Langer, a two-time winner, says his goal is making cut
Bernhard Langer was in good company.
The two-time Masters Tournament champion played the back nine with Jack Nicklaus and Gary Player in Wednesday's practice round at Augusta National Golf Club.
Langer, Nicklaus and Player are no strangers to success on the course. They have 11 Masters wins among them. The veterans played alongside 23-year-old Martin Kaymer, the European Tour's rookie of the year in 2007.
Even though the three have a storied history at the Masters, they tend to forget about that. Their focus shifts to something else.
"We talk about the golf course changes since the years when we won," said Langer, who won in 1985 and 1993. "It's totally different now."
Nicklaus, a six-time Masters victor, last won in 1986. Player's last of three wins was in 1978.
Langer has won 80 tournaments worldwide. The German considers his wins at the Masters the most prominent, however. In his first win, he came from behind and shot 68 on the final day. Eight years later, he had an eagle on 13 and a birdie on 15 to win by four strokes.

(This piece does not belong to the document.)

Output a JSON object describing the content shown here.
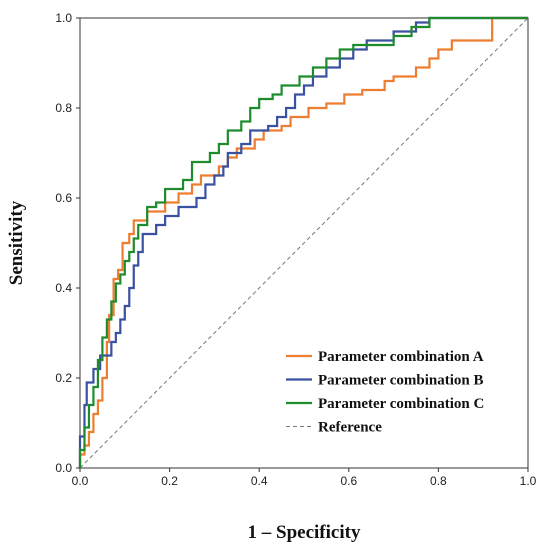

Though Langer has had much early success at Augusta National, he has missed the cut the past two years. He shot 78 and 77 in 2007. Two years ago, he shot 79 and 74.
He last placed in 2005, when he tied for 20th . In 2004, he came close to winning for the third time, but he shot 285 and tied for fourth place.
Langer isn't thinking too much about slipping on the green jacket again, 15 years after his last win. His goal for now is to be playing on the third day of competition.
"That would be a pretty good achievement," he said.
In three months of play on the Champions Tour this year, Langer has won two of the seven events he's competed in -- the Ginn Championship and Toshiba Classic.
"I've been playing pretty good on the Champions Tour, but this course is probably 500 yards longer than what we play out there on average," he said. "It's playing even longer because the ball's not running."
Even though Langer's most recent win came just a few weeks ago, the modifications to Augusta National are making it more and more difficult for him to adjust.
"The course is so different now," he said. "Since they lengthened it three or four years ago, it's really hard for an average hitter like me to compete."